Chris Sarandon (Jerry) really bites into his part and you can tell the man is having a blast with it! And even though I’m straight as an arrow, I can safely say that the dude is one sexy motherfucker. You go boy! Roddy McDowall (Peter Vincent) is a treat as the horror host with the most, he brings a touch of class to the flick. William Ragsdale (Charlie) handles his whiny part well, and never becomes overly irritating. Stephen Geoffreys (Evil Ed) makes the weirdest acting choices in terms of his performance and that’s what makes him so interesting. Talk about wacky! I couldn’t warm up to Amanda Bearse (Amy) as the innocent girlfriend. Her delivery sometimes felt awkward and she physically didn’t do much for me. Jonathan Stark (Billy Cole) works as Jerry’s enigmatic roommate. He’s very threatening in a quiet way.
T & A
We get a nice pair of breasts early on from one of Jerry’s victims, Amanda Bearse in a bra (not my type) and the ladies will rejoice in seeing Chris Sarandon shirtless and being an all-around sexy bastard.

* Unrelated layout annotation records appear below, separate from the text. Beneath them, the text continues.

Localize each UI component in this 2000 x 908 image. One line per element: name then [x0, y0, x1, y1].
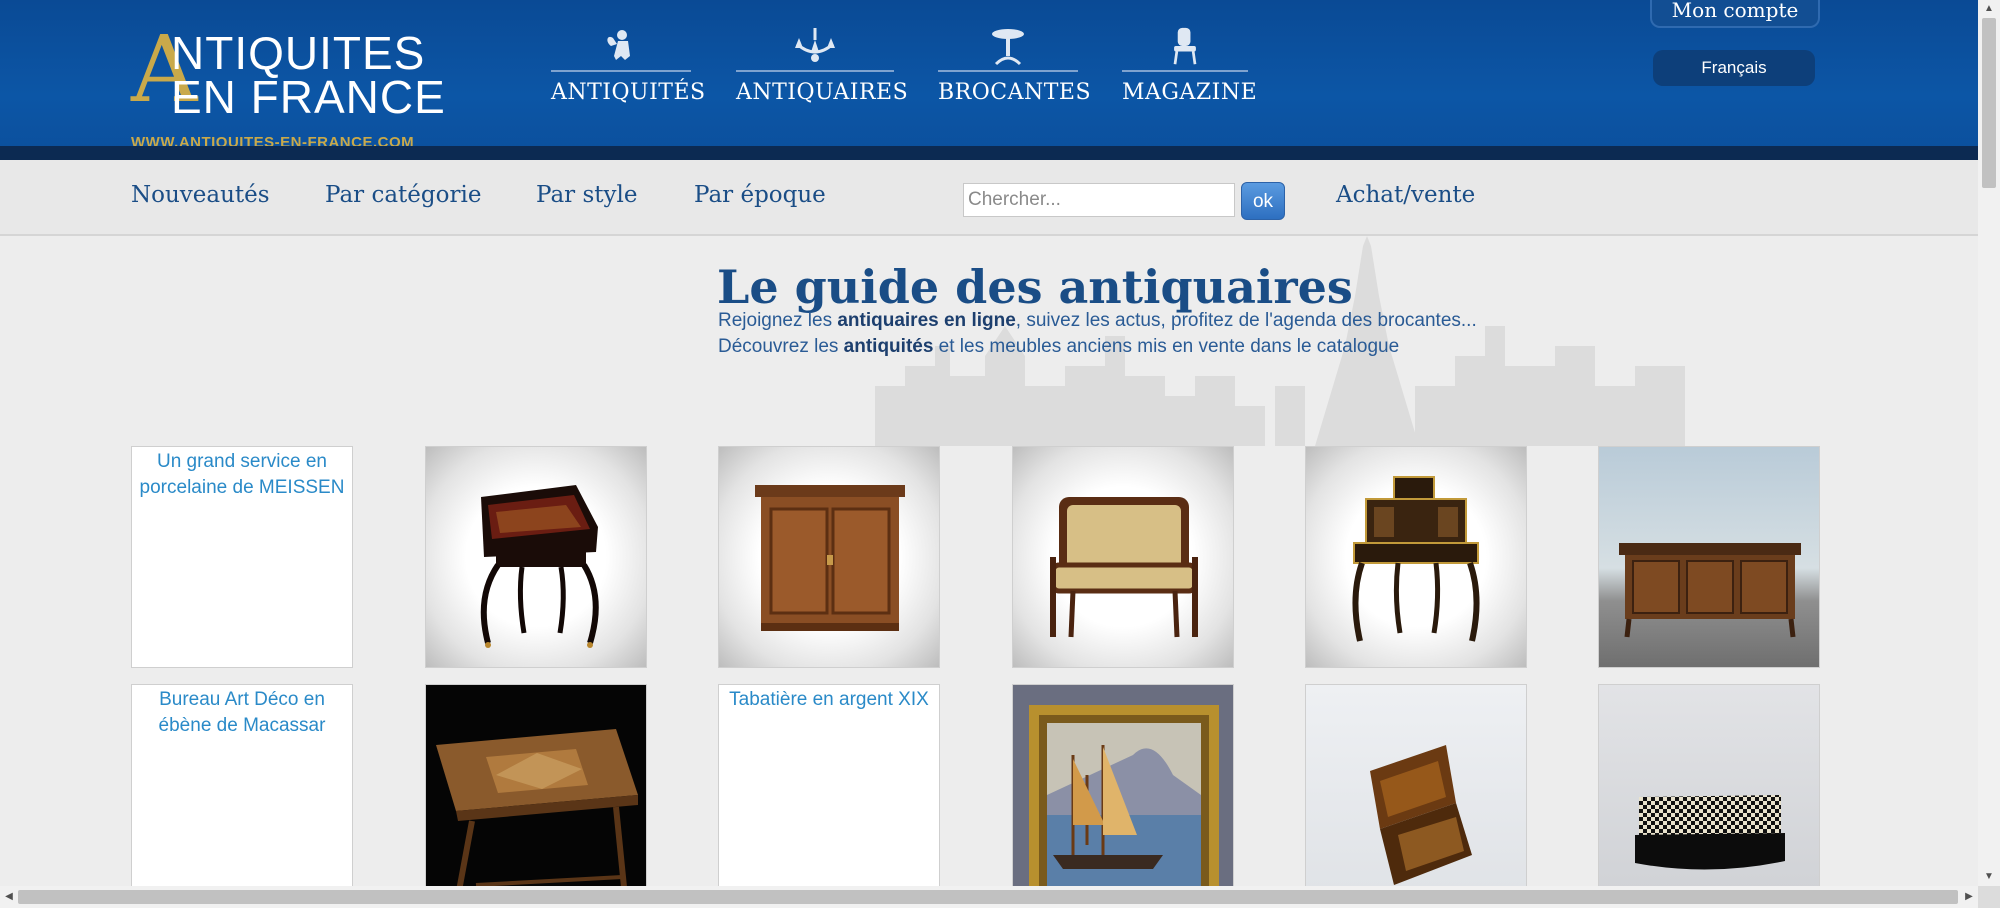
language-selector[interactable]: Français	[1653, 50, 1815, 86]
vertical-scroll-thumb[interactable]	[1982, 18, 1996, 188]
product-tile[interactable]	[1598, 446, 1820, 668]
product-tile[interactable]	[1012, 684, 1234, 886]
subnav-achat-vente[interactable]: Achat/vente	[1336, 182, 1475, 208]
product-tile[interactable]	[1012, 446, 1234, 668]
hero-text: Découvrez les	[718, 336, 844, 357]
page-title: Le guide des antiquaires	[717, 260, 1353, 314]
harbour-painting-image	[1029, 705, 1219, 886]
hero-line-2: Découvrez les antiquités et les meubles …	[718, 336, 1399, 358]
hero-text: Rejoignez les	[718, 310, 838, 331]
vertical-scrollbar[interactable]: ▲ ▼	[1978, 0, 2000, 886]
cherub-icon	[607, 30, 630, 60]
subnav-par-epoque[interactable]: Par époque	[694, 182, 826, 208]
tortoiseshell-box-image	[1370, 745, 1472, 885]
product-image-alt: Bureau Art Déco en ébène de Macassar	[158, 689, 326, 736]
nav-label: MAGAZINE	[1122, 80, 1258, 105]
nav-label: BROCANTES	[938, 80, 1092, 105]
site-logo[interactable]: A NTIQUITES EN FRANCE WWW.ANTIQUITES-EN-…	[131, 24, 451, 152]
product-tile[interactable]	[425, 684, 647, 886]
subnav-nouveautes[interactable]: Nouveautés	[131, 182, 270, 208]
nav-brocantes[interactable]: BROCANTES	[938, 26, 1092, 106]
scrollbar-corner	[1978, 886, 2000, 908]
nav-rule	[1122, 70, 1248, 72]
product-image-alt: Tabatière en argent XIX	[729, 689, 929, 710]
account-button[interactable]: Mon compte	[1650, 0, 1820, 28]
nav-label: ANTIQUAIRES	[736, 80, 909, 105]
hero-text: et les meubles anciens mis en vente dans…	[933, 336, 1400, 357]
search-button[interactable]: ok	[1241, 182, 1285, 220]
hero-line-1: Rejoignez les antiquaires en ligne, suiv…	[718, 310, 1477, 332]
product-tile[interactable]	[1598, 684, 1820, 886]
scroll-down-icon[interactable]: ▼	[1978, 868, 2000, 886]
product-tile[interactable]	[718, 446, 940, 668]
bonheur-du-jour-image	[1352, 476, 1480, 642]
lady-desk-image	[480, 485, 599, 648]
nav-rule	[551, 70, 691, 72]
chandelier-icon	[795, 28, 835, 62]
logo-line-2: EN FRANCE	[171, 71, 446, 123]
scroll-right-icon[interactable]: ▶	[1960, 886, 1978, 908]
nav-rule	[736, 70, 894, 72]
horizontal-scroll-thumb[interactable]	[18, 890, 1958, 904]
product-tile[interactable]	[425, 446, 647, 668]
product-tile[interactable]: Tabatière en argent XIX	[718, 684, 940, 886]
checkered-box-image	[1635, 795, 1785, 870]
product-tile[interactable]	[1305, 446, 1527, 668]
header-stripe	[0, 146, 1978, 160]
nav-rule	[938, 70, 1078, 72]
sideboard-image	[1619, 543, 1801, 638]
chair-icon	[1173, 27, 1197, 65]
nav-label: ANTIQUITÉS	[551, 80, 706, 105]
scroll-left-icon[interactable]: ◀	[0, 886, 18, 908]
subnav-par-style[interactable]: Par style	[536, 182, 637, 208]
horizontal-scrollbar[interactable]: ◀ ▶	[0, 886, 1978, 908]
product-tile[interactable]	[1305, 684, 1527, 886]
product-tile[interactable]: Un grand service en porcelaine de MEISSE…	[131, 446, 353, 668]
nav-antiquites[interactable]: ANTIQUITÉS	[551, 26, 706, 106]
settee-image	[1050, 497, 1198, 638]
secondary-nav: Nouveautés Par catégorie Par style Par é…	[0, 160, 1978, 236]
scroll-up-icon[interactable]: ▲	[1978, 0, 2000, 18]
hero-link-antiquaires[interactable]: antiquaires en ligne	[837, 310, 1015, 331]
hero-text: , suivez les actus, profitez de l'agenda…	[1015, 310, 1477, 331]
site-header: A NTIQUITES EN FRANCE WWW.ANTIQUITES-EN-…	[0, 0, 1978, 160]
pedestal-table-icon	[992, 29, 1024, 66]
nav-antiquaires[interactable]: ANTIQUAIRES	[736, 26, 909, 106]
marquetry-table-image	[436, 729, 638, 886]
page-viewport: A NTIQUITES EN FRANCE WWW.ANTIQUITES-EN-…	[0, 0, 1978, 886]
walnut-cabinet-image	[755, 485, 905, 631]
product-image-alt: Un grand service en porcelaine de MEISSE…	[139, 451, 345, 498]
subnav-par-categorie[interactable]: Par catégorie	[325, 182, 481, 208]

Tom Holland keeps the pace tight, offers a couple of nice shots, slaps in mucho atmosphere, handles suspense very well and keeps that smoke machine working overtime.
The score by Brad Fiedel is dead on (especially "Come to Me") and we also get a couple of slick 80’s tunes such as: "Rock Myself to Sleep" by April Wine, "Let's Talk" by Devo and "Armies of the Night" by Sparks.
"Fright Night" has to be one of the more entertaining vampire flicks on the block. It sticks to old school rules but it's wrapped in a delicious, colorful eighties coating. If the tight dialogue, the dead-on special effects, the overall sexiness of the film or the sharp dialogue don’t bite into ya, Jerry “too kool for school” Dandridge will. Welcome to Fright Night dudes and dudettes! You’ll want to re-visit this one on a regular basis.
Stephen Geoffreys was listed as one of twelve "Promising New Actors of 1985" in John Willis' Screen World, Vol. 37. He eventually went into gay porn appearing in titles like: “Cock Pit”, “Buff and Gay” and “Gay men in Uniform” under the alias “Sam Ritter”.
Amanda Bearse came out of the closet: she’s a lesbian.
Chris Sarandon was married to Susan Sarandon at one point. He’s straight.
On October 3 1998, Roddy McDowall died at home at the age of 70. The big C. RIP Fearless Vampire Killer.